Comme les apparences sont trompeuses ! Le sens de la discipline et l’esprit de sérieux des Allemands, les impressionnantes compétences des bureaucrates de la Commission européenne et des gestionnaires de la “monnaie unique”, ajoutés au sens politique que l’on prête aux principaux dirigeants européens, devraient aboutir à une conduite rigoureuse des affaires de l’Union, dans le respect des dogmes proclamés et le culte de la solidarité des Etats-membres.
On s’étonne que ces hauts personnages, appuyés sur de nombreux rapports et bénéficiaires des avis des cabinets de conseil soient à ce point surpris et désorientés par le cours des événements. En 2008, personne n’a vu venir la crise des subprimes. En 2010, personne n’a vu venir la crise de l’euro et on s’étonna de l’hystérie spéculative des “marchés”. En 2014, la “myopie géopolitique” (1) de l’Union européenne a empêché de mesurer les conséquences de l’accord d’association proposé à l’Ukraine…
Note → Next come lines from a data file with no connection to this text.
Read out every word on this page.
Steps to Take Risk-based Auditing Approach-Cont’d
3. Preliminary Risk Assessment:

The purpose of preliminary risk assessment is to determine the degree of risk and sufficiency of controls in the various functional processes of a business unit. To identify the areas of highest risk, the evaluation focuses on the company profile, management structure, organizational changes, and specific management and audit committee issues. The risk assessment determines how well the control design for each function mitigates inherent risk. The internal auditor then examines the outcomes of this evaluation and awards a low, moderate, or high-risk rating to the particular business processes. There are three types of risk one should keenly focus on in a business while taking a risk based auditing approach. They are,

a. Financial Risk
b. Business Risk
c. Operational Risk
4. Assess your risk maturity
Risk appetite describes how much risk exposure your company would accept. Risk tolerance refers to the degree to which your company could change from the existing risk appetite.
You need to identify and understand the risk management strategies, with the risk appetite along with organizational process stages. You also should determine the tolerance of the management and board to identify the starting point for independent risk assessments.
Quand l’addition des actes manqués, des improvisations, des arrangements et des illusions sur fond de méconnaissance de l’histoire des nations et des relations internationales provoque une crise, les dogmes réputés intangibles et les principes moraux de “l’Europe” sont jetés à la fosse commune, avec en guise de fleurs quelques morceaux de langue de bois.
Le dogme qui interdit à une Banque centrale de subventionner un État a été mis de côté le 10 mai 2010 lorsque la Banque centrale européenne a annoncé qu’elle achèterait des obligations d’Etat – mais indirectement, sur le marché secondaire – pour casser la spéculation financière et pour éviter le naufrage de la zone euro (2). Le dogme qui interdit la création monétaire – la dénonciation de la fameuse planche à billets – fut définitivement abandonné par la Banque centrale européenne en 2015 lorsque celle-ci décida de recourir à ce qu’on appelle pudiquement une “politique monétaire non-conventionnelle” qui se traduisit par de non moins pudiques “assouplissements quantitatifs” (3) qu’on évoque souvent sous leur dénomination anglaise (Quantitative easing) pour mieux masquer le viol des grands principes (4). Un viol en réunion, cela va sans dire…
La solidarité morale qui est censée lier les Etats-membres n’est pas mieux honorée. En novembre 2003, alors que l’Allemagne est menacée d’une procédure pour déficit excessif par la Commission, le ministre des Finances allemand, Hans Eichel, déclare que “[le Pacte de stabilité] n’a jamais été conçu pour s’appliquer à l’Allemagne” (5). Est-il besoin de rappeler que, sur sa sortie du nucléaire comme sur sa politique migratoire, Berlin a pris soin de ne pas consulter ses partenaires ?
On pourrait multiplier les exemples des incohérences, des inconséquences et des affabulations d’une “Europe” qui subsiste, sous la tutelle des Etats-Unis, par une hyperinflation normative (6) dans laquelle baigne une oligarchie travaillée par les rivalités nationales et condamnée à l’improvisation permanente…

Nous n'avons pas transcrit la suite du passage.